Field Report: Getting Rest Editor (app) to Work on macOS Monterey
Hey,
so yesterday I spent a few hours wrestling with Rest Editor (app) on my MacBook Pro M1 running macOS Monterey 12.6. I was trying to get a clean install for some quick REST API testing, and, as usual, the first launch was… dramatic.
I downloaded the build from OrchardKit, copied it into Applications, and double-clicked. macOS immediately hit me with the infamous Gatekeeper popup:
“Rest Editor.app can’t be opened because Apple cannot check it for malicious software.”
My first reflex was right-click → Open. Usually, that bypasses this kind of block. Nope. Nothing. The dialog flickered, then vanished, leaving me staring at the icon like it personally insulted me.
First Attempts
I thought maybe the download was corrupted. Re-downloaded the DMG, checked the checksum — fine. Launched from the mounted image, just to be safe. It opened once, then refused again once copied to Applications. At that point, it clicked: this wasn’t a broken file. macOS was keeping a quarantine flag on the app. Apple explains this behavior clearly here: support.apple.com/guide/mac-help/open-a-mac-app-from-an-unidentified-developer-mh40616/mac.

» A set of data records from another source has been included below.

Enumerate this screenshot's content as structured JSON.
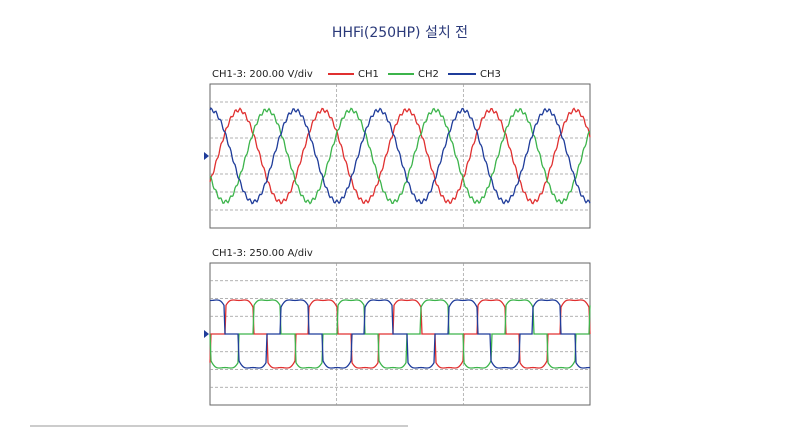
{
  "title": "HHFi(250HP) 설치 전",
  "panels": [
    {
      "scale_label": "CH1-3: 200.00 V/div",
      "legend": [
        "CH1",
        "CH2",
        "CH3"
      ]
    },
    {
      "scale_label": "CH1-3: 250.00 A/div"
    }
  ]
}
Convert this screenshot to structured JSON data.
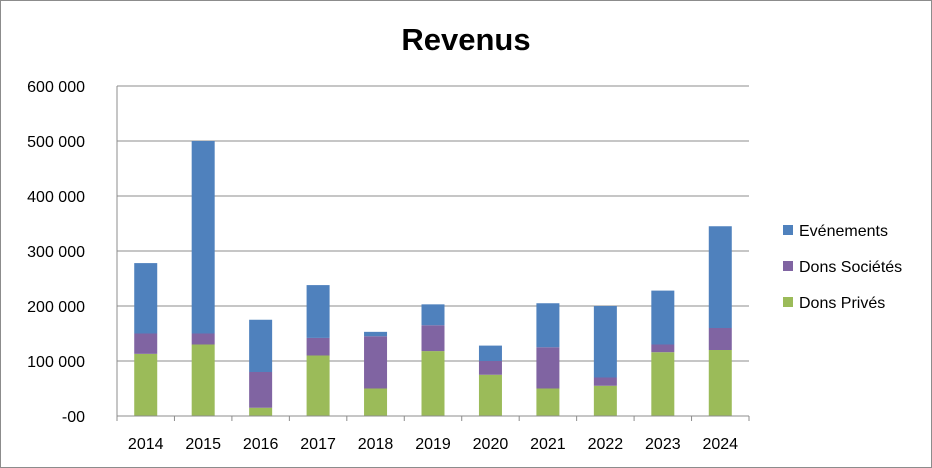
{
  "chart_data": {
    "type": "bar",
    "stacked": true,
    "title": "Revenus",
    "xlabel": "",
    "ylabel": "",
    "categories": [
      "2014",
      "2015",
      "2016",
      "2017",
      "2018",
      "2019",
      "2020",
      "2021",
      "2022",
      "2023",
      "2024"
    ],
    "series": [
      {
        "name": "Dons Privés",
        "color": "#9bbb59",
        "values": [
          113000,
          130000,
          15000,
          110000,
          50000,
          118000,
          75000,
          50000,
          55000,
          116000,
          120000
        ]
      },
      {
        "name": "Dons Sociétés",
        "color": "#8064a2",
        "values": [
          37000,
          20000,
          65000,
          32000,
          95000,
          47000,
          25000,
          75000,
          15000,
          14000,
          40000
        ]
      },
      {
        "name": "Evénements",
        "color": "#4f81bd",
        "values": [
          128000,
          350000,
          95000,
          96000,
          8000,
          38000,
          28000,
          80000,
          130000,
          98000,
          185000
        ]
      }
    ],
    "legend_order": [
      "Evénements",
      "Dons Sociétés",
      "Dons Privés"
    ],
    "ylim": [
      0,
      600000
    ],
    "yticks": [
      0,
      100000,
      200000,
      300000,
      400000,
      500000,
      600000
    ],
    "ytick_labels": [
      "-00",
      "100 000",
      "200 000",
      "300 000",
      "400 000",
      "500 000",
      "600 000"
    ],
    "grid": true,
    "legend_position": "right"
  }
}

Next, I briefly considered disabling Gatekeeper globally with sudo spctl --master-disable, but that felt like using a sledgehammer for a paperweight. There had to be a cleaner fix.
The Real Fix
Terminal came to the rescue. I ran:
xattr -rd com.apple.quarantine /Applications/Rest\ Editor.app
Immediately, the app launched perfectly. No warnings, no cryptic errors — just a ready-to-go window for testing API calls. I saved this page for reference while debugging, which gave some practical hints on macOS system quirks and unsigned apps: https://planetgpa.com/developer/33684-rest-editor.html.
Then, a minor hiccup: exporting saved requests to Documents failed silently. No crash, no error, just nothing written. Classic macOS permissions issue. Quick fix: System Settings → Privacy & Security → Files and Folders, and I granted the app access to Documents. After that, exports worked flawlessly. Apple’s documentation on sandboxed access and notarization helped me understand why this happened: developer.apple.com/documentation/security/notarizing_macos_software_before_distribution.
Performance Notes
Once it finally launched, the tool ran smoothly. Importing large JSON collections was quick, and CPU usage stayed around 25–30% on the M1. The UI didn’t stutter, and no crashes occurred, which was a relief. On Intel machines, I’d expect slightly slower parsing on massive collections, but nothing that would break workflow.
I also checked the Mac App Store for an official notarized version: apps.apple.com search for Rest Editor. Nothing there, so the quarantine workaround is currently mandatory if you’re using the OrchardKit build.
What I Learned / Quick Checklist
Looking back, here’s how I’d tackle this next time:
- Download → copy to Applications
- Remove quarantine via Terminal
- Launch once
- Grant file/folder access if needed
- Test basic functionality
Following that order avoids re-downloads, failed launches, and silent export errors. Honestly, the time lost was mostly convincing macOS that the app wasn’t a threat.
Once past those initial hurdles, Rest Editor worked exactly as expected. Sending API calls, saving collections, exporting requests — all smooth. CPU load remained reasonable, and the UI was snappy. It’s a solid tool, just with the usual macOS security quirks to navigate on first launch.
All in all, a short but instructive session. It reminded me again that when a small utility refuses to launch, it’s rarely broken — it’s just Apple making sure you do things in the “proper” order. Once you understand the quarantine + permissions dance, it’s straightforward.
And now, Rest Editor is fully stable, fast, and ready for whatever API testing I need to do. A little frustrating at first, but that Terminal fix and permission tweak solved everything.